Não há crescimento econômico duradouro e saudável sem uma oferta de crédito estável, acessível e de baixo custo ao tomador final. Tais condições, infelizmente, inexistem no Brasil; nosso mercado creditício é escasso, inacessível a muitos e, regra geral, dispõe de juros proibitivos. Isso significa que empreender em nosso país é um convite ao desalento: de forma velada, prefere-se a perpetuação da miséria ao incentivo da produtividade pela via do trabalho sério e responsável. Triste, mas real.
Na verdade, a lei vale muito pouco no Brasil. Somos um país de injustiças absolutas e ilegalidades festivas. O fenômeno não é de hoje e talvez explique ao menos parte da nossa insistente pobreza e subdesenvolvimento. Aliás, a Constituição Federal, ao regulamentar a ordem econômica e financeira, estabeleceu a “livre iniciativa” como um vetor da política pública nacional. Todavia, a regra sobre o papel é mais um sonho que não se realizou.

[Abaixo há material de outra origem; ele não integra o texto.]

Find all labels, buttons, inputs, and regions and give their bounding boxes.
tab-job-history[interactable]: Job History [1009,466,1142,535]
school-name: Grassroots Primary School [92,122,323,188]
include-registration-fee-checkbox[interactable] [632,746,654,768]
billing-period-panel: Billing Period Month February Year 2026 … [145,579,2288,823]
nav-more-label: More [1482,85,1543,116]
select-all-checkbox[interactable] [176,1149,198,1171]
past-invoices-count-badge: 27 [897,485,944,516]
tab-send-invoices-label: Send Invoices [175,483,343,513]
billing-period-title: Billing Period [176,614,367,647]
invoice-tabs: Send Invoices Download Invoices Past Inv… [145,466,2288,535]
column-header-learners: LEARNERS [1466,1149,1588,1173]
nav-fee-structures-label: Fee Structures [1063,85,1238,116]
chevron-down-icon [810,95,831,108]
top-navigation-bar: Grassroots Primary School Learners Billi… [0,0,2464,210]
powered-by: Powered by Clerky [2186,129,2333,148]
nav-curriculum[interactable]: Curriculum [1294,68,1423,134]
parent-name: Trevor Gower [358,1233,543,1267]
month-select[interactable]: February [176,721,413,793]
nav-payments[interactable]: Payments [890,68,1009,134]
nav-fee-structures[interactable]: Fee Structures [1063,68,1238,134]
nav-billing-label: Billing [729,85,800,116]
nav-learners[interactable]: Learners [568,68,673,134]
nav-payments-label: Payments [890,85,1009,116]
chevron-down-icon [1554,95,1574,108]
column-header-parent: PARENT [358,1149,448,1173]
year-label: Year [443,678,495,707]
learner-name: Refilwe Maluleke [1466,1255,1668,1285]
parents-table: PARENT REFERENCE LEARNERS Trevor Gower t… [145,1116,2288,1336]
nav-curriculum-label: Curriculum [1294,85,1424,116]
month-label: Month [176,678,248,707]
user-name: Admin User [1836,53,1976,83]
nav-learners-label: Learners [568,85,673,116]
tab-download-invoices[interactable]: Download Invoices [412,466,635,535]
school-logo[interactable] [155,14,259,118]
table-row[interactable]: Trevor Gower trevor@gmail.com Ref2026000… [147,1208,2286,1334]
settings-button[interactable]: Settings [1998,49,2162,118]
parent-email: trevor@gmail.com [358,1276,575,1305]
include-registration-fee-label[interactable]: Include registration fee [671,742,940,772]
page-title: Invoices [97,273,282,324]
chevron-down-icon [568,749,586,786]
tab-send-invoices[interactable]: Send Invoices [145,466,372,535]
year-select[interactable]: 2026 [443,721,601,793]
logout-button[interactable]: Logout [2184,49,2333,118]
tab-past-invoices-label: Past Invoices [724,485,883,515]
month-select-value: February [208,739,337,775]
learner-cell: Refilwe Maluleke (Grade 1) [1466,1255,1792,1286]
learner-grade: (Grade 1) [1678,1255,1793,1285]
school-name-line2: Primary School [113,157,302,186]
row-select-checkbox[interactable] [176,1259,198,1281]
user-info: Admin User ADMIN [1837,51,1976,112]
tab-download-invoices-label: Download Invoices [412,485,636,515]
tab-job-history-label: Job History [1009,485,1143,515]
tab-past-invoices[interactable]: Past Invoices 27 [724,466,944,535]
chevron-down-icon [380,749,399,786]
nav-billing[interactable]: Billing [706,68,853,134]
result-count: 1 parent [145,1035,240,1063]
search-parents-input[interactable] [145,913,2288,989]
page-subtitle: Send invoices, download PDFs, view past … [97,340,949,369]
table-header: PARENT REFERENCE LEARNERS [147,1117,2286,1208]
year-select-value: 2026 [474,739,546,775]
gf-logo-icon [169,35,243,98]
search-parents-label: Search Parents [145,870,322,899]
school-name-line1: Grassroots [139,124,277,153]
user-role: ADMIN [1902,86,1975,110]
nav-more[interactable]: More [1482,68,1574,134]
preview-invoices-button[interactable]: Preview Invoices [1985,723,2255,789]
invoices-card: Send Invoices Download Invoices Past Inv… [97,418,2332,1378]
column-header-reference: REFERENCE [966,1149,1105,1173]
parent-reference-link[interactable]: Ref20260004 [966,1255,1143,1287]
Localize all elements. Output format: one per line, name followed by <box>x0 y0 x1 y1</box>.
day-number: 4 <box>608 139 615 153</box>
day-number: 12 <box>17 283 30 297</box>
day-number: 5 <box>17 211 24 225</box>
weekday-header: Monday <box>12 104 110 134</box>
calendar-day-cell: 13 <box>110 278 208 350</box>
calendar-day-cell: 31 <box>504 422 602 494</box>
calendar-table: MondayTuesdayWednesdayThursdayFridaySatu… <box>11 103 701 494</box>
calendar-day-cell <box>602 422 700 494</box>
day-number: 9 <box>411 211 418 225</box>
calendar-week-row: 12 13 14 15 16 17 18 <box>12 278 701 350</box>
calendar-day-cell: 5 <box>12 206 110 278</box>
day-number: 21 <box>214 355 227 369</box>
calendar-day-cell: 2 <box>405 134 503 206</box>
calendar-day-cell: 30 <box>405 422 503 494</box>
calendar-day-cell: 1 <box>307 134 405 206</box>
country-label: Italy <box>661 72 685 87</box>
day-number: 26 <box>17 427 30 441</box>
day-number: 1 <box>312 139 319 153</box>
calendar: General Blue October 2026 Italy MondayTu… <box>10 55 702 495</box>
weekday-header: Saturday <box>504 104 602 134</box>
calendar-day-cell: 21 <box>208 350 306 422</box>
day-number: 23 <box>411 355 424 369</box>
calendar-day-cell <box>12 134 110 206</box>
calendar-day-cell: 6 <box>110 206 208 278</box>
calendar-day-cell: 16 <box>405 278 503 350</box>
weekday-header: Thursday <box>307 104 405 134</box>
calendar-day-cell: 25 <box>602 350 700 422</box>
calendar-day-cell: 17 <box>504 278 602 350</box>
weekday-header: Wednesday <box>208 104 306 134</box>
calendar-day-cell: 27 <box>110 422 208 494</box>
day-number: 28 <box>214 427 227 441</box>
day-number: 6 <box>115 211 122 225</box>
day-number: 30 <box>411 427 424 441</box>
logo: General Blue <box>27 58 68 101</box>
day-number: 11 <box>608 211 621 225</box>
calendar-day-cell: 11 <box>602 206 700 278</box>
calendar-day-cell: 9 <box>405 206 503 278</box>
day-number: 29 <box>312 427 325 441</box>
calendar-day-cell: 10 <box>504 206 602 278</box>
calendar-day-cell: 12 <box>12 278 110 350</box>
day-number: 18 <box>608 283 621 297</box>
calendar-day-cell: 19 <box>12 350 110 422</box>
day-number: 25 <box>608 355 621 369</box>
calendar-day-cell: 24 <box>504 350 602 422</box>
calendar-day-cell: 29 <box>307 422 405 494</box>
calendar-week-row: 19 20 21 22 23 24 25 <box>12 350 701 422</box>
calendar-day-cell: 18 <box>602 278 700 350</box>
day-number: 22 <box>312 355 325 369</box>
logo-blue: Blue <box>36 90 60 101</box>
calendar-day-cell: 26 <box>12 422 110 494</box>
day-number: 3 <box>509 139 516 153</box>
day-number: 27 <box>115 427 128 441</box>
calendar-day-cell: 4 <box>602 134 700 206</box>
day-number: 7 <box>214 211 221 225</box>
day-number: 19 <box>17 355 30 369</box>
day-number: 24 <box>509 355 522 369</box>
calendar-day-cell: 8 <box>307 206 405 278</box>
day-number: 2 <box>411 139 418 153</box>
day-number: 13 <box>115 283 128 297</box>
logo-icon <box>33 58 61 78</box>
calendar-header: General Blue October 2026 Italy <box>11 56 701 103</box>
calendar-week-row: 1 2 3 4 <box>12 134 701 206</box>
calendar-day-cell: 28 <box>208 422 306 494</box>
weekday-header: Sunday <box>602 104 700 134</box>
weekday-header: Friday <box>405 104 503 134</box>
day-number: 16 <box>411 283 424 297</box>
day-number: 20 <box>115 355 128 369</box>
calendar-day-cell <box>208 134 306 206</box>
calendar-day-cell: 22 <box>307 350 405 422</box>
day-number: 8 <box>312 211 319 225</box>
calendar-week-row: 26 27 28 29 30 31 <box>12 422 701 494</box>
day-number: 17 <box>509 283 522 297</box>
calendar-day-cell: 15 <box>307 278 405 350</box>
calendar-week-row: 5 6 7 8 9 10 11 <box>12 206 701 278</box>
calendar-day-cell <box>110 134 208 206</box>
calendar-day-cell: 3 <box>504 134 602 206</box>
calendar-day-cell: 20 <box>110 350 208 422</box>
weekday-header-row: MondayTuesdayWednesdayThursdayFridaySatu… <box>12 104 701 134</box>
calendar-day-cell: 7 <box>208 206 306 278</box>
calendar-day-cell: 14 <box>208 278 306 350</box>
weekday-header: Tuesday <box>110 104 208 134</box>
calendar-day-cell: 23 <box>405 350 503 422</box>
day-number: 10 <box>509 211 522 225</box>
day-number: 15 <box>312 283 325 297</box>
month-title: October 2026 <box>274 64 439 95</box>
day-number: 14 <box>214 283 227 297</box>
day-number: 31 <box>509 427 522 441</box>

Isso porque, para ser livre, a iniciativa não pode ter amarras nem impor dificuldades sem sentido. Ou seja, uma realidade institucional que asfixia a espontaneidade natural e as virtudes transformadoras do empreendedorismo faz da liberdade a refém cativa do atraso, da burocracia e da corrupção de balcão. Estruturalmente, como bem aponta o professor Paul Collier em seu excelente The Future of Capitalism, é preciso “restaurar a ética nas organizações” e, assim, termos a coragem de fazer simplesmente o que é certo.
Aos poucos, começam a surgir novas luzes no horizonte. O município de Porto Alegre, seguindo o exemplo de outras cidades brasileiras, prepara implementação de robusto programa de microcrédito local. O objetivo é ajudar os mais vulneráveis a ingressarem no círculo virtuoso do empreendedorismo, gerando renda, inteligência negocial e mobilidade social ascendente. Decididamente, a pobreza não é nem pode ser uma sentença perpétua à indignidade, exigindo efetivas ações governamentais de inserção produtiva dos desfavorecidos nas lógicas do mercado e nas virtudes do trabalho.
Nos termos da Lei 13.636/2018, o Programa Nacional de Microcrédito Produtivo Orientado (PNMPO) traduz, sem rodeios, política creditícia aderente à acidentada realidade brasileira; registra-se que a norma, como organismo vivo que é, comporta aperfeiçoamentos instrumentais, devendo ser otimizada, por critérios de fidúcia, tecnologia e inteligência econômica, para potencializar tração nos estados e municipalidades locais. Em importante diretriz do futuro, o Banco Central do Brasil, em recente estudo temático, foi categórico ao dispor que “a expansão quantitativa e qualitativa do microcrédito é uma prioridade” que “guiará as ações da Instituição nos próximos anos”.
Ora, se queremos melhores respostas, não podemos repetir as surradas estratégias do passado. Por assim ser, as políticas municipais de microcrédito estão inseridas em amplo contexto de rearranjo creditício nacional que, historicamente, por filtros rígidos ou anacrônicos, alija milhões de brasileiros do sistema financeiro tradicional, impedindo o primeiro passo em direção a uma vida melhor. Frisa-se que, além do peixe, é fundamental também ensinarmos a pescar: a concessão exitosa de microcrédito pressupõe concomitantes medidas educacionais aos beneficiários, cabendo, ato contínuo, às instituições de crédito fiscalizarem o bom uso do numerário, evitando o desvio de finalidade ou a espiral do endividamento familiar.
Em época de impressionante riqueza de dados circunstanciais, é possível ao poder público reduzir a assimetria de informação, georreferenciando dinamicamente o público-alvo em atividades comerciais segmentadas; tal alavanca analítica possibilitará maior assertividade financeira, gerando margem para a queda dos custos finais da operação. Adicionalmente, o estímulo à constituição de inovadores fundos garantidores focais poderá conectar o mercado à legião de brasileiros que navega abaixo do radar dos bancos comerciais. Ao final, teremos mais crédito produtivo barato ao consumidor, maior riqueza informacional dos dados, ampliação qualitativa da base bancária e maiores níveis de formalidade laboral.
Não raro, pequenos gestos são capazes de impactos gigantescos. Eis aí a razão de ser do microcrédito: gerar macro-oportunidades a pobres e desfavorecidos, dignificando-os com práticas de mercado conscientes e inclusivas em um caminho de prosperidade civilizatória.
Sebastião Ventura Pereira da Paixão Jr. é advogado e conselheiro do Instituto Millenium.